Philosophy 522, Special Topics in the Philosophy of Science: Philosophy of Physics , 3 credits, HU
LEC 001, TR 11:00-1:40, CRT 607
Instructor: Stephen Leeds, sleeds@uwm.edu
Prereq: jr st

Consideration of one or more of the following: logic of theory construction, theoretical entities, measurement, nature of laws, conventionalism, operationalism, and induction.


Philosophy 532, Philosophical Problems: Metaethics, 3 credits, HU
LEC 001, T 3:30-6:10, CRT 607
Instructor: Gary Jaeger
jaegerg@uwm.edu
Prereq: jr st & 3 cr in philos

Ethicists can ask questions about which actions are right or wrong, good or evil, or they can ask questions about what rightness, wrongness, goodness, and evilness are. Metaethics seeks to answer questions of the second type. This course will be concerned with the issue of whether moral beliefs express facts that can be true or false, or whether they express something like the feelings or emotions of agents.


Philosophy 681, Seminar in Advanced Topics: Nietzsche & Foucault, 3 credits, HU
SEM 001, MW 2:00-3:15, CRT 607
Instructor: Susan Hahn, songsuk@uwm.edu
Satisfies L&S Seminar req.
Prereq: sr st & 12 cr in philos at 300-level or above; or grad st

Seminar on a philosopher, philosophical movement, issue, or problem for majors and graduate students. Research papers required. (Online Course Description)


Philosophy 685, Capstone Senior Seminar: Modality, 3 credits, HU
SEM 001, T 6:30-9:10, CRT 607
Instructor: Gerhard Nuffer, gnuffer@uwm.edu
Satisfies L&S Seminar req.
Prereq: sr st; cons instr.

Seminar study of a philosophical text for senior philosophy majors and graduate students. (Online Course Description)


Philosophy 712, Fundamentals of Formal Logic, 3 credits, HU
LEC 001 TR 12:30 - 1:45 BOL B72
Instructor: Michael Liston, mnliston@uwm.edu
Prereq: grad st.

We will work through standard soundness, completeness, and other metatheoretic results for first order logic.

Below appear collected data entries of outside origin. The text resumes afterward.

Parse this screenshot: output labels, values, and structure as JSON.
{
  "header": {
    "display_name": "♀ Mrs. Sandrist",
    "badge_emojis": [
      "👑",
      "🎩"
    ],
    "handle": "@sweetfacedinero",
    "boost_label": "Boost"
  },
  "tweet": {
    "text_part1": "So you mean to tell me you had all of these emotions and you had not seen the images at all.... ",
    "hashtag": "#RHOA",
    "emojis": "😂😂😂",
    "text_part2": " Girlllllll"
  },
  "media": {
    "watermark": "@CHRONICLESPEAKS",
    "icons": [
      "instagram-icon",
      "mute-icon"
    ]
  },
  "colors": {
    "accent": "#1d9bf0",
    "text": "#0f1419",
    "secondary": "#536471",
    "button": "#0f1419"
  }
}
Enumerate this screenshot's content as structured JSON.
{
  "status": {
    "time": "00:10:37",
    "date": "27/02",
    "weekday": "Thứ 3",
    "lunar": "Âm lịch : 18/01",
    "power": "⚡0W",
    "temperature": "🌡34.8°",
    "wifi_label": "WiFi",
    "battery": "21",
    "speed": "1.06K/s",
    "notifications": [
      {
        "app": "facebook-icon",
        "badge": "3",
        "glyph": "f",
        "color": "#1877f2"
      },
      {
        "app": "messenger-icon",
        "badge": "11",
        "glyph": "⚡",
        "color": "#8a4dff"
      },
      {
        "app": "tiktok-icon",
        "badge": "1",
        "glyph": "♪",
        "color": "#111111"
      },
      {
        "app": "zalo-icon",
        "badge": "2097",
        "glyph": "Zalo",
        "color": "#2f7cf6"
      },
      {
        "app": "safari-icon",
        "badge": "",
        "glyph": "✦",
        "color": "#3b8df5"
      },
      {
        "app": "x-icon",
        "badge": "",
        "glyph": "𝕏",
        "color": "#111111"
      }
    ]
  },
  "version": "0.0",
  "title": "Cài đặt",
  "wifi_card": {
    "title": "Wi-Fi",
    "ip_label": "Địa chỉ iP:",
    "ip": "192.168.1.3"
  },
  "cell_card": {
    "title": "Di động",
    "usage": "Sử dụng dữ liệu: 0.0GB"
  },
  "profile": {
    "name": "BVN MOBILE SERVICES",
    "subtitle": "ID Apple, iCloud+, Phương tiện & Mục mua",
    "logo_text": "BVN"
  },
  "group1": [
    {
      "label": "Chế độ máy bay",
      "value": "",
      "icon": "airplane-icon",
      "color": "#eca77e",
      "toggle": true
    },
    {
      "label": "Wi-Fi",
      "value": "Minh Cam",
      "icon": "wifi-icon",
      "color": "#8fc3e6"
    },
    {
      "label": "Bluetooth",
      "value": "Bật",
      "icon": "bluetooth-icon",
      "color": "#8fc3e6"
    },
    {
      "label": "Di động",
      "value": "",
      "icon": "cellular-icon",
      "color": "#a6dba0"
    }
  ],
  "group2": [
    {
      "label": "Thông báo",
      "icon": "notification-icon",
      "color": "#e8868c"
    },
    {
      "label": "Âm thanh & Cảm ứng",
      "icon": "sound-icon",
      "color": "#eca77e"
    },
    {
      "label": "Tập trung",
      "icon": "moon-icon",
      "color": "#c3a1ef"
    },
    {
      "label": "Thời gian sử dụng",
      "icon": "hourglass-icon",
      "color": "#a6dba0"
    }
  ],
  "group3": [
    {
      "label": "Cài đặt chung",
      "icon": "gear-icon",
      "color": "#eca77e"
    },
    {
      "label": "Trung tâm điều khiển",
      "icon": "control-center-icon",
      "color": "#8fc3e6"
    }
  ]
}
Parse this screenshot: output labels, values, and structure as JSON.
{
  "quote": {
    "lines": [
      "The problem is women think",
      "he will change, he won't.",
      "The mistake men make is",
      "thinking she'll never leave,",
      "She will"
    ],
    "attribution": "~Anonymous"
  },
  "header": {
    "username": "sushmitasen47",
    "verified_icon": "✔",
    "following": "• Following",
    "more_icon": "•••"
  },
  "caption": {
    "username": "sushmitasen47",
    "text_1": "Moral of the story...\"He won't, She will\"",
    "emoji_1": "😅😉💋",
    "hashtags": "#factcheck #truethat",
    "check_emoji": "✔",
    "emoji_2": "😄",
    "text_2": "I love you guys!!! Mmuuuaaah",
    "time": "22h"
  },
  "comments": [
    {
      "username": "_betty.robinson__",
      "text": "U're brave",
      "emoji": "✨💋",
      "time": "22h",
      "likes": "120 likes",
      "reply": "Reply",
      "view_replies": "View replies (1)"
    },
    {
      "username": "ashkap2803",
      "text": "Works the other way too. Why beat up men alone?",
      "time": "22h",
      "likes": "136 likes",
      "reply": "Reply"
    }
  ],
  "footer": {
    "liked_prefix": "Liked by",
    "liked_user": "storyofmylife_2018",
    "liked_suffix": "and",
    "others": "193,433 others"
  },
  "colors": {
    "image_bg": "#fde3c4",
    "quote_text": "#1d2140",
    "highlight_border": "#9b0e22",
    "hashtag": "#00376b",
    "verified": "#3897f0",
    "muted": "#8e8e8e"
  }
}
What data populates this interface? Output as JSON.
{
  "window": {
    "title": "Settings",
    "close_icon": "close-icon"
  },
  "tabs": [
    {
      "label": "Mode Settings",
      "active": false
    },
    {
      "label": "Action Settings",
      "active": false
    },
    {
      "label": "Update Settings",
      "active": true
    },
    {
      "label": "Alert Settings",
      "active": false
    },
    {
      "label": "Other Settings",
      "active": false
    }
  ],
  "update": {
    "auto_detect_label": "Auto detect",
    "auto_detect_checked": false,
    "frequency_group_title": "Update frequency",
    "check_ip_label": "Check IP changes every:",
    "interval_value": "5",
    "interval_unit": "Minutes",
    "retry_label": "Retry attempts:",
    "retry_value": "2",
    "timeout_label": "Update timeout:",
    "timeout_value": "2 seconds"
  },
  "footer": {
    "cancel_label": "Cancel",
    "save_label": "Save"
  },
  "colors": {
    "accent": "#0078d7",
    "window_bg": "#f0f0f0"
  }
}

Philosophy 756, Seminar in Major Movements in Philosophical Thought: Pragmatism, 3 credits, HU
SEM 001, M 5:00-7:40, CRT 607
Instructor: Robert Schwartz, schwartz@uwm.edu
Prereq: grad st; cons instr


Philosophy 941, Seminar in Ethics and Social & Political Philosophy: Virtue Ethics, 3 credits, HU
SEM 001, R 3:30-6:10, CRT 607
Instructor: Andrea Westlund, westlund@uwm.edu
Prereq: grad st & cons instr

Elizabeth Anscombe's paper "Modern Moral Philosophy" (1958) simultaneously launched an influential critique of the two dominant traditions in moral philosophy at the time (utilitarianism and Kantianism) and ushered in a period of renewed and vigorous interest in the concepts of virtue, vice, and character which continues to the present time. In this course we will focus primarily on developments in virtue ethics since the publication of Anscombe's groundbreaking piece, though we will fill in historical background (especially Aristotle) as appropriate. We will begin by considering Anscombe's and other related criticisms of modern moral philosophy, but will spend the bulk of the course exploring more recent work on virtue and related concepts by Rosalind Hursthouse, Alasdair MacIntyre, John McDowell, Philippa Foot, Michael Thompson, and others. Later in the term, if time permits, we will examine one or more specific virtue(s) in more detail, and we may also consider challenges, from a social-psychological perspective, to the usefulness of the very notion of character in ethics.